MAPs are crucial to the attainment of the mass metering roll-out having invested, built, and trained critical manpower and logistics for installation and management of prepaid meters.


“Nigerian Electricity Management Services Agency (NEMSA) should drive a review of material requirements for the production of meter and metering components and accessories such as meter boxes, relays, etc. This will facilitate the utilisation of available local materials to increase local input in the deployment of meters and reduce foreign currency requirements.

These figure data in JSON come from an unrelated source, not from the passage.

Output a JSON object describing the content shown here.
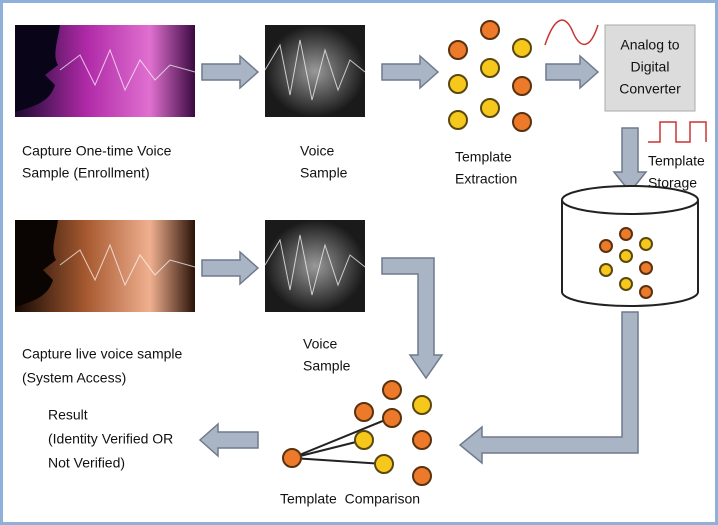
{
  "nodes": [
    {
      "label": [
        "Capture One-time Voice",
        "Sample (Enrollment)"
      ]
    },
    {
      "label": [
        "Voice",
        "Sample"
      ]
    },
    {
      "label": [
        "Template",
        "Extraction"
      ]
    },
    {
      "label": [
        "Analog to",
        "Digital",
        "Converter"
      ]
    },
    {
      "label": [
        "Template",
        "Storage"
      ]
    },
    {
      "label": [
        "Capture live voice sample",
        "(System Access)"
      ]
    },
    {
      "label": [
        "Voice",
        "Sample"
      ]
    },
    {
      "label": [
        "Result",
        "(Identity Verified OR",
        "Not Verified)"
      ]
    },
    {
      "label": [
        "Template  Comparison"
      ]
    }
  ]
}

“Combined Stakeholders’ Meeting: That NERC should urgently convene a roundtable meeting of all stakeholders in the metering sector consisting of the Federal Ministry of Power, Office of the Vice President, CBN, Federal Ministry of Finance, Budget and National Planning, Federal Ministry of Industry, Trade and Investment, Customs, NEMSA, DisCos and MAP/Meter Manufacturers & Assemblers to engage on the key issues and above recommendations,” it read.


MAPs members that were present at the meeting were: MEMMCOL (Momas), MOJEC International Limited, Protogy Global Services Ltd, UNISTAR Hi-Tech Ltd, Integrated Resources Ltd, Conlog Metering Nigeria Limited, and New Hampshire Capital Limited.


Others were: Holley Metering Limited, Tinuten Nigeria Ltd, Gospell Digital Technology Ltd, Integrated Power Ltd, Cresthill Engineering Ltd, Bendoriks International, and CWG Plc.


Those on apologies were: Electrometer NG, Meron Nigeria Ltd, and ARMESE Consulting Ltd.